Savage bedding question

Discussion in 'Gunsmithing' started by merdit, Dec 25, 2010.

  1. merdit

    merdit New Member

    Oct 22, 2010
    I've been reading some articles on bedding. Thought I would make my first attempt on my Savage model 10 in .243. I took it apart and the magazine stays with the stock. There is also a metal flange between the stock and action at the rear action screw. Haven't seen anything on how to deal with or not to mess with this style of stock. Maybe I should just bed the recoil lug and around the front screw? Any tips would be appreciated. Thanks
  2. bigngreen

    bigngreen Well-Known Member

    Nov 24, 2008
    I cut the tab off and then remove the box after that with a needle nose plier. I've bedded right over the top of it then carefully cut out the material over it but that leaves the bedding so thin on the RH side that it chips very easy, after a couple times of that I cut of the tang on the bracket and all is well.
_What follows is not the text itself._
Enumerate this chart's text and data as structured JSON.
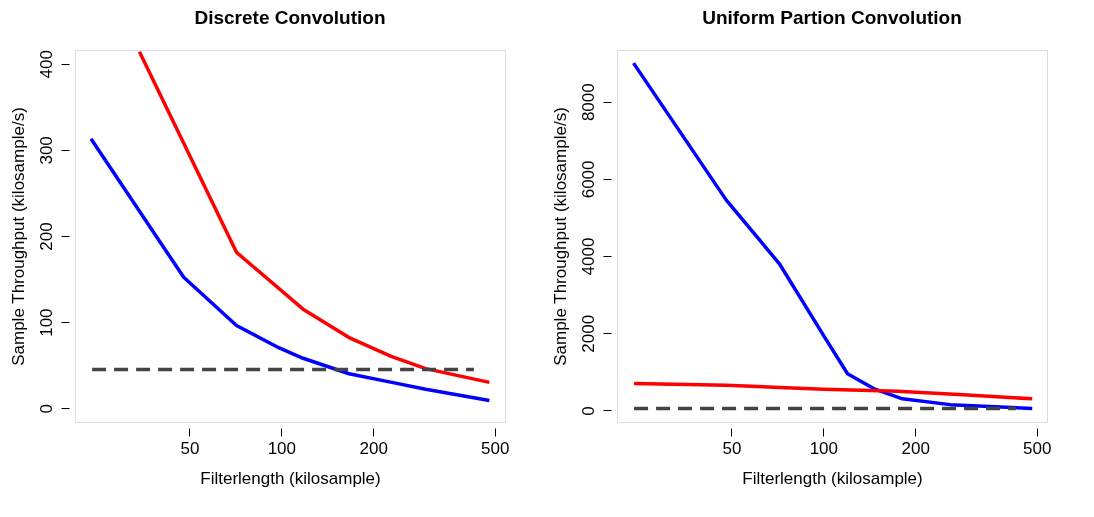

If the lower part of the tang doesn't fell like it will hold the box you just bend the spur out till you have to push the box in place. Make sure that the tang is free floated what ever you do on a Savage.
  3. Matt27

    Matt27 Well-Known Member

    Sep 3, 2002
    If bedded right (stress free) bedding the tang will not matter.
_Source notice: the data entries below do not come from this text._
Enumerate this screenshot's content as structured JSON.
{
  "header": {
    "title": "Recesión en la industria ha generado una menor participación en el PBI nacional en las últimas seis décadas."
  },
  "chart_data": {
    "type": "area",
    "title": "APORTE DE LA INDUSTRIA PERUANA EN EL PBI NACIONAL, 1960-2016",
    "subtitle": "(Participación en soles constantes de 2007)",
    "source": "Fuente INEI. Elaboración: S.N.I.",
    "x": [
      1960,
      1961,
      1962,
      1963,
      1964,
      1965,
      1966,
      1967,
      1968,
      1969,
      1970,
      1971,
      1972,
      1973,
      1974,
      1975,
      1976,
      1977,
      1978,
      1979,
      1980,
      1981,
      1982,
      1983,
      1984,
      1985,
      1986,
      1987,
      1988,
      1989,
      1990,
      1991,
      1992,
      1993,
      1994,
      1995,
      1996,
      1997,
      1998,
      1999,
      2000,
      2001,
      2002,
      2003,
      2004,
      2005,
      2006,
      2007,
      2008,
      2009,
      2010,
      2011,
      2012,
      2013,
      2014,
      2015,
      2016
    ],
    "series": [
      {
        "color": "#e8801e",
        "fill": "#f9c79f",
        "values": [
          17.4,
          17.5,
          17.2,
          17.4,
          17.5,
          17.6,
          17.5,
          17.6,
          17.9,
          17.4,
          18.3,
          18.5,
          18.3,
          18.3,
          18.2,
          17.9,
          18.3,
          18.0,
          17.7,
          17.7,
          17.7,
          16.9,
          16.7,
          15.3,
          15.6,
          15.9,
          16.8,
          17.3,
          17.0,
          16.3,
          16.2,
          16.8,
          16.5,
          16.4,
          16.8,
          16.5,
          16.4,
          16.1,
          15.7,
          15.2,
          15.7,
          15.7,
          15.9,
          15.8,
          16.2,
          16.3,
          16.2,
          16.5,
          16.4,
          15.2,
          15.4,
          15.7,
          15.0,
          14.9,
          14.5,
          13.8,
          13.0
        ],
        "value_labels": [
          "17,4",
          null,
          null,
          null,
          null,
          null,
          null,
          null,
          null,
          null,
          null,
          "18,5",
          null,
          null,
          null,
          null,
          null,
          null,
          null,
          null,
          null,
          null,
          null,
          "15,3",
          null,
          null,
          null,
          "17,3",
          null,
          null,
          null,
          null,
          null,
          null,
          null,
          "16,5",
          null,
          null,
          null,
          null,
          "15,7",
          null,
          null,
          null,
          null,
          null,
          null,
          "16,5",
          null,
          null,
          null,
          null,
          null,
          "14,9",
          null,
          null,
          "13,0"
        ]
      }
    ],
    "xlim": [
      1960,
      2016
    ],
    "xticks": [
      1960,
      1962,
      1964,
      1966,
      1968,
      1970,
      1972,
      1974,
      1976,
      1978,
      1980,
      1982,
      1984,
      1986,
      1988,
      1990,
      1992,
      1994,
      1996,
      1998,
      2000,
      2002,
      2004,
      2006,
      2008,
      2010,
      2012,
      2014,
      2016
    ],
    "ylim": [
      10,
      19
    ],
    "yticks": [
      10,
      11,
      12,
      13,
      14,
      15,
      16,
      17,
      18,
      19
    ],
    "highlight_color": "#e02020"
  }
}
    I have bedded both of my savages with the tang and shoot lights out.
    My 260, it shot close to moa at 200. Bedded it and with the same load it now shoots 5/8"-3/4" at 200.
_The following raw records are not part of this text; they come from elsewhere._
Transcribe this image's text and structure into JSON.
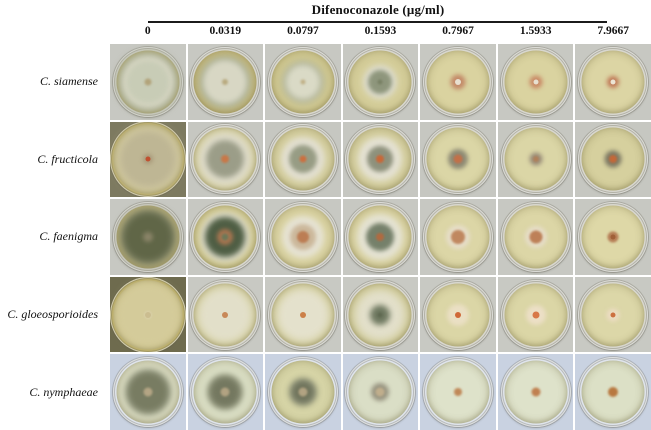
{
  "figure": {
    "title": "Difenoconazole (μg/ml)",
    "concentrations": [
      "0",
      "0.0319",
      "0.0797",
      "0.1593",
      "0.7967",
      "1.5933",
      "7.9667"
    ],
    "species": [
      "C.  siamense",
      "C.  fructicola",
      "C.  faenigma",
      "C. gloeosporioides",
      "C. nymphaeae"
    ],
    "colors": {
      "text": "#111111",
      "rule": "#1b1b1b",
      "background": "#ffffff"
    }
  },
  "grid": {
    "rows": [
      {
        "species": "C.  siamense",
        "bg": "#c7c8c2",
        "rim": "#d8d7cf",
        "cells": [
          {
            "agar": "#c8bc7e",
            "layers": [
              [
                62,
                "#a2a890",
                4
              ],
              [
                54,
                "#d4d4c0",
                3
              ],
              [
                42,
                "#c8ccb6",
                2
              ],
              [
                7,
                "#b2a37a",
                1
              ]
            ]
          },
          {
            "agar": "#cbbf82",
            "layers": [
              [
                52,
                "#a8ae96",
                4
              ],
              [
                44,
                "#d8d7c4",
                3
              ],
              [
                6,
                "#b9aa80",
                1
              ]
            ]
          },
          {
            "agar": "#d2ca92",
            "layers": [
              [
                42,
                "#b0b49c",
                4
              ],
              [
                34,
                "#dadac6",
                3
              ],
              [
                5,
                "#c0b188",
                1
              ]
            ]
          },
          {
            "agar": "#d5ce9a",
            "layers": [
              [
                34,
                "#deddce",
                3
              ],
              [
                24,
                "#8e967c",
                2
              ],
              [
                5,
                "#788064",
                1
              ]
            ]
          },
          {
            "agar": "#dad3a0",
            "layers": [
              [
                15,
                "#c38a68",
                2
              ],
              [
                6,
                "#e8e0d0",
                0
              ]
            ]
          },
          {
            "agar": "#dad3a0",
            "layers": [
              [
                13,
                "#c98a66",
                2
              ],
              [
                5,
                "#e8e0d0",
                0
              ]
            ]
          },
          {
            "agar": "#dcd5a4",
            "layers": [
              [
                12,
                "#c07a58",
                2
              ],
              [
                5,
                "#ece4d4",
                0
              ]
            ]
          }
        ]
      },
      {
        "species": "C.  fructicola",
        "bg": "#c6c7c1",
        "rim": "#d8d7cf",
        "cells": [
          {
            "bg": "#7d7a60",
            "rim": "#b3a55e",
            "dish": 76,
            "agar": "#c4ba7e",
            "layers": [
              [
                68,
                "#ccc49e",
                4
              ],
              [
                54,
                "#beb694",
                3
              ],
              [
                10,
                "#a89878",
                2
              ],
              [
                5,
                "#c05030",
                0
              ]
            ]
          },
          {
            "agar": "#d5cf9e",
            "layers": [
              [
                54,
                "#e0ddcc",
                4
              ],
              [
                38,
                "#9b9d88",
                3
              ],
              [
                8,
                "#c87848",
                1
              ]
            ]
          },
          {
            "agar": "#d6d0a0",
            "layers": [
              [
                44,
                "#e2dfd0",
                3
              ],
              [
                28,
                "#979c84",
                2
              ],
              [
                7,
                "#cc7040",
                1
              ]
            ]
          },
          {
            "agar": "#d6d0a0",
            "layers": [
              [
                44,
                "#e4e1d2",
                3
              ],
              [
                26,
                "#8e917c",
                2
              ],
              [
                8,
                "#c86838",
                1
              ]
            ]
          },
          {
            "agar": "#dbd6a6",
            "layers": [
              [
                20,
                "#8e8a74",
                2
              ],
              [
                9,
                "#c27048",
                1
              ]
            ]
          },
          {
            "agar": "#dbd6a6",
            "layers": [
              [
                13,
                "#9a8e7a",
                2
              ],
              [
                6,
                "#b08058",
                1
              ]
            ]
          },
          {
            "agar": "#d6d09e",
            "layers": [
              [
                17,
                "#7e7a64",
                2
              ],
              [
                8,
                "#c46838",
                1
              ]
            ]
          }
        ]
      },
      {
        "species": "C.  faenigma",
        "bg": "#c7c8c2",
        "rim": "#d8d7cf",
        "cells": [
          {
            "agar": "#d0c68e",
            "layers": [
              [
                58,
                "#777b5e",
                4
              ],
              [
                46,
                "#606647",
                3
              ],
              [
                10,
                "#8a8468",
                2
              ]
            ]
          },
          {
            "agar": "#d4cd96",
            "layers": [
              [
                50,
                "#dcdac8",
                3
              ],
              [
                40,
                "#4f5e44",
                3
              ],
              [
                16,
                "#a97550",
                2
              ],
              [
                7,
                "#6e7858",
                1
              ]
            ]
          },
          {
            "agar": "#dad3a2",
            "layers": [
              [
                42,
                "#e6e3d4",
                3
              ],
              [
                26,
                "#cbb79a",
                2
              ],
              [
                12,
                "#bc7d54",
                1
              ]
            ]
          },
          {
            "agar": "#dad3a2",
            "layers": [
              [
                46,
                "#e4e2d2",
                3
              ],
              [
                28,
                "#75806a",
                2
              ],
              [
                8,
                "#b06a40",
                1
              ]
            ]
          },
          {
            "agar": "#dcd6a6",
            "layers": [
              [
                24,
                "#e6ddc8",
                2
              ],
              [
                14,
                "#c08860",
                1
              ]
            ]
          },
          {
            "agar": "#dcd6a6",
            "layers": [
              [
                22,
                "#e6ddc8",
                2
              ],
              [
                13,
                "#bd8058",
                1
              ]
            ]
          },
          {
            "agar": "#ded8a7",
            "layers": [
              [
                11,
                "#b67e56",
                1
              ],
              [
                5,
                "#a06038",
                0
              ]
            ]
          }
        ]
      },
      {
        "species": "C. gloeosporioides",
        "bg": "#c8c9c3",
        "rim": "#d8d7cf",
        "cells": [
          {
            "bg": "#6e6b4e",
            "rim": "#b5a760",
            "dish": 76,
            "agar": "#cfc58e",
            "layers": [
              [
                66,
                "#d4cb9a",
                4
              ],
              [
                8,
                "#d9d0a9",
                1
              ],
              [
                6,
                "#cbbd90",
                0
              ]
            ]
          },
          {
            "agar": "#d6d1a2",
            "layers": [
              [
                54,
                "#e2dfc9",
                4
              ],
              [
                6,
                "#c88858",
                0
              ]
            ]
          },
          {
            "agar": "#d6d1a2",
            "layers": [
              [
                52,
                "#e4e1cc",
                4
              ],
              [
                6,
                "#cc8048",
                0
              ]
            ]
          },
          {
            "agar": "#d4cf9e",
            "layers": [
              [
                50,
                "#e2dfca",
                4
              ],
              [
                20,
                "#6e7860",
                3
              ],
              [
                5,
                "#5e6850",
                1
              ]
            ]
          },
          {
            "agar": "#dbd6a6",
            "layers": [
              [
                22,
                "#eadfc4",
                2
              ],
              [
                6,
                "#d06838",
                0
              ]
            ]
          },
          {
            "agar": "#dbd6a6",
            "layers": [
              [
                20,
                "#ecdfc6",
                2
              ],
              [
                7,
                "#d87848",
                0
              ]
            ]
          },
          {
            "agar": "#dcd7a8",
            "layers": [
              [
                13,
                "#ecdcc2",
                2
              ],
              [
                5,
                "#cc7040",
                0
              ]
            ]
          }
        ]
      },
      {
        "species": "C. nymphaeae",
        "bg": "#c9d2e1",
        "rim": "#dfe4ec",
        "cells": [
          {
            "agar": "#dadcc2",
            "layers": [
              [
                46,
                "#8b8f76",
                3
              ],
              [
                36,
                "#787c62",
                2
              ],
              [
                9,
                "#b4a584",
                1
              ]
            ]
          },
          {
            "agar": "#dadec4",
            "layers": [
              [
                36,
                "#878b72",
                3
              ],
              [
                26,
                "#747860",
                2
              ],
              [
                9,
                "#b2a382",
                1
              ]
            ]
          },
          {
            "agar": "#d6d4a6",
            "layers": [
              [
                28,
                "#82866e",
                3
              ],
              [
                18,
                "#70745c",
                2
              ],
              [
                9,
                "#b2a382",
                1
              ]
            ]
          },
          {
            "agar": "#dadec6",
            "layers": [
              [
                18,
                "#9a9682",
                2
              ],
              [
                9,
                "#c0ae8c",
                1
              ]
            ]
          },
          {
            "agar": "#dee2ca",
            "layers": [
              [
                8,
                "#c08858",
                1
              ]
            ]
          },
          {
            "agar": "#dee2ca",
            "layers": [
              [
                9,
                "#c08050",
                1
              ]
            ]
          },
          {
            "agar": "#dce0c6",
            "layers": [
              [
                10,
                "#b87840",
                1
              ]
            ]
          }
        ]
      }
    ]
  }
}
    Just bedded my 7wsm and got a chance to test some loads with it at 130 yards( horses are still in my usual spot). I have 4 loads across a 1 grain spread that have 1/4" vertical and less than an inch horizontal. The horizontal is more me and some wind. Wind was blowing 20mph. Plus i have a cheapo millet on it now till my viper comes in.

    If you bed the tang and find a good load then turns to crap you can always take the bedding out from under the tang to see if it helps.